Yusuf’a armutları nereden aldığını sordu. Yusuf da armudu
aldığı yeri söyleyince, (Getirdiğin armut üzerindeki şüphemiz
nedendir bilir misin?) diye sordu. Yusuf dedi ki:
(Efendim bana köyümüze veli bir zatın geldiğini söylediler. Ben
de sizi imtihan etmek için bir kilo armut aldım ve armutlardan birini
işaretledim. Eğer veli bir kimse ise benim işaretlediğim armudu bulur
diye düşünüyordum.)
Nakşibend hazretleri, (Bak öyleyse bakalım elindeki armut
işaretlediğin armut mudur?) buyurunca Yusuf birde baktı ki,
hakikaten kendisine verdiği armut yolda işaret yaptığı armuttur.
(Evet efendim, işaretlediğim armut bu) dedi.

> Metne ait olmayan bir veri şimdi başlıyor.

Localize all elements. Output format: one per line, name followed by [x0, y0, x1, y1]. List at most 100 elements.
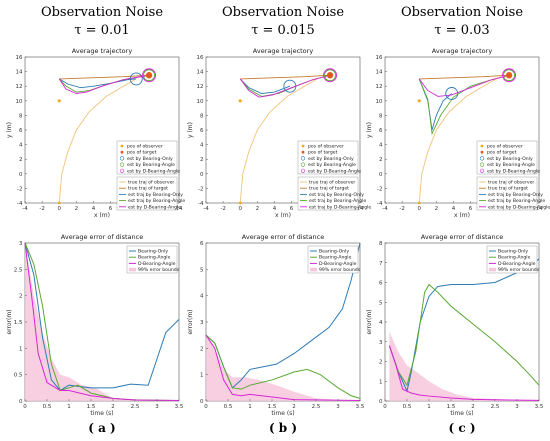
est-bearing-only-marker [445, 87, 459, 100]
error-bounds-area [25, 243, 179, 401]
y-tick-label: 0 [19, 399, 23, 405]
y-tick-label: 5 [379, 300, 383, 306]
est-bearing-only-marker [283, 79, 297, 93]
legend-symbol [479, 156, 485, 161]
y-tick-label: 0 [19, 172, 23, 178]
y-tick-label: -2 [377, 186, 382, 192]
x-axis-label: time (s) [271, 410, 294, 417]
x-axis-label: x (m) [94, 212, 110, 219]
x-tick-label: 1.5 [447, 404, 456, 410]
x-tick-label: -4 [382, 206, 388, 212]
legend-box [116, 140, 178, 175]
y-tick-label: 0 [200, 399, 204, 405]
legend-entry: est by D-Bearing-Angle [308, 168, 361, 174]
true-traj-observer [418, 78, 497, 204]
error-line-bearing-only [24, 242, 180, 392]
observer-start-marker [417, 201, 421, 205]
legend-entry: Bearing-Angle [138, 255, 171, 261]
y-tick-label: 1 [200, 373, 204, 379]
x-tick-label: -4 [203, 206, 209, 212]
target-marker [145, 72, 153, 79]
column-2: Observation Noise τ = 0.03 Average traject… [366, 5, 550, 435]
error-line-d-bearing-angle [24, 242, 180, 401]
legend-box [297, 176, 359, 211]
true-traj-target [419, 74, 510, 80]
legend-symbol [119, 156, 125, 161]
y-tick-label: 4 [379, 320, 383, 326]
error-bounds-area [206, 335, 360, 401]
legend-entry: est traj by D-Bearing-Angle [488, 204, 550, 210]
y-tick-label: 2 [379, 157, 383, 163]
column-0: Observation Noise τ = 0.01 Average traject… [6, 5, 185, 435]
x-tick-label: -2 [39, 206, 44, 212]
column-header: Observation Noise [41, 5, 163, 20]
legend-entry: Bearing-Angle [319, 255, 352, 261]
y-tick-label: 6 [200, 128, 204, 134]
x-tick-label: 0 [57, 206, 61, 212]
x-tick-label: 2 [471, 404, 475, 410]
legend-symbol [119, 162, 125, 167]
true-traj-target [240, 74, 331, 80]
error-bounds-area [389, 331, 539, 401]
est-d-bearing-angle-marker [323, 68, 338, 83]
est-traj-bearing-only [418, 78, 453, 131]
y-tick-label: 2 [200, 346, 204, 352]
error-title: Average error of distance [61, 233, 143, 241]
legend-entry: 99% error bounds [319, 267, 361, 273]
true-traj-target [59, 74, 150, 80]
y-tick-label: 10 [376, 99, 383, 105]
legend-entry: true traj of observer [128, 180, 174, 186]
tau-label: τ = 0.03 [434, 23, 489, 38]
legend-entry: est by D-Bearing-Angle [487, 168, 540, 174]
legend-entry: true traj of target [309, 186, 349, 192]
y-tick-label: 10 [197, 99, 204, 105]
y-tick-label: 3 [379, 340, 383, 346]
x-tick-label: 3.5 [175, 404, 184, 410]
y-tick-label: 14 [197, 70, 204, 76]
trajectory-title: Average trajectory [72, 47, 133, 55]
y-axis-label: y (m) [366, 122, 373, 138]
x-tick-label: 2 [292, 404, 296, 410]
legend-box [297, 140, 359, 175]
true-traj-observer [58, 78, 137, 204]
error-plot: Average error of distance 0 0.5 1 1.5 2 2.5 3 3.… [366, 233, 544, 417]
target-marker [326, 72, 334, 79]
y-axis-label: y (m) [6, 122, 13, 138]
legend-symbol [479, 162, 485, 167]
legend-entry: est by Bearing-Angle [127, 162, 175, 168]
subfigure-label: ( c ) [448, 421, 475, 435]
y-tick-label: 8 [19, 113, 23, 119]
legend-symbol [120, 144, 124, 148]
column-header: Observation Noise [401, 5, 523, 20]
legend-entry: est by Bearing-Only [487, 156, 533, 162]
y-tick-label: 12 [16, 84, 23, 90]
error-line-d-bearing-angle [205, 334, 361, 401]
legend-entry: pos of target [308, 150, 338, 156]
legend-entry: pos of observer [308, 144, 344, 150]
legend-entry: est by Bearing-Only [308, 156, 354, 162]
x-tick-label: 6 [469, 206, 473, 212]
y-tick-label: 2 [379, 360, 383, 366]
error-legend: Bearing-OnlyBearing-AngleD-Bearing-Angle… [307, 245, 361, 274]
x-tick-label: -2 [220, 206, 225, 212]
legend-entry: true traj of target [488, 186, 528, 192]
legend-box [476, 140, 538, 175]
error-title: Average error of distance [242, 233, 324, 241]
est-traj-d-bearing-angle [418, 74, 510, 97]
legend-entry: Bearing-Only [319, 249, 349, 255]
column-header: Observation Noise [222, 5, 344, 20]
y-tick-label: -2 [17, 186, 22, 192]
est-bearing-angle-marker [503, 69, 516, 82]
legend-box [476, 176, 538, 211]
observer-start-marker [238, 201, 242, 205]
error-legend: Bearing-OnlyBearing-AngleD-Bearing-Angle… [126, 245, 180, 274]
y-tick-label: 8 [379, 241, 383, 247]
legend-entry: est traj by Bearing-Angle [309, 198, 366, 204]
y-axis-label: error(m) [366, 309, 373, 334]
x-tick-label: 2 [435, 206, 439, 212]
y-tick-label: 16 [16, 55, 23, 61]
legend-entry: est by D-Bearing-Angle [127, 168, 180, 174]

Nakşibend hazretleri bunun üzerine buyurdu ki:
(Bizi mecbur ettin Yusuf, armudu keramet göstermek için değil,
senin bizden uzaklaşmaman için seçip sana verdik. Eğer biz bunu
bilip sana vermeseydik sen bizim hakkımızda kötü düşünür ve çok
zarara uğrardın, bizim yüzümüzden kimsenin zarara uğramasını
istemeyiz. Cenab-ı Allah’ın velilerini imtihan etmeye kalkışmak iyi bir
insana yakışmaz. Bizi tanıyarak bu imtihanı yapmak isteseydin
helak olurdun, tanımadığın için affedildin yoksa hocasını imtihan
eden melundur.)
Yaptığı hatadan dolayı pişman olan Yusuf, özür dileyerek
kusurunun affını istedi ve ondan sonra talebelerinin arasına o da
katıldı.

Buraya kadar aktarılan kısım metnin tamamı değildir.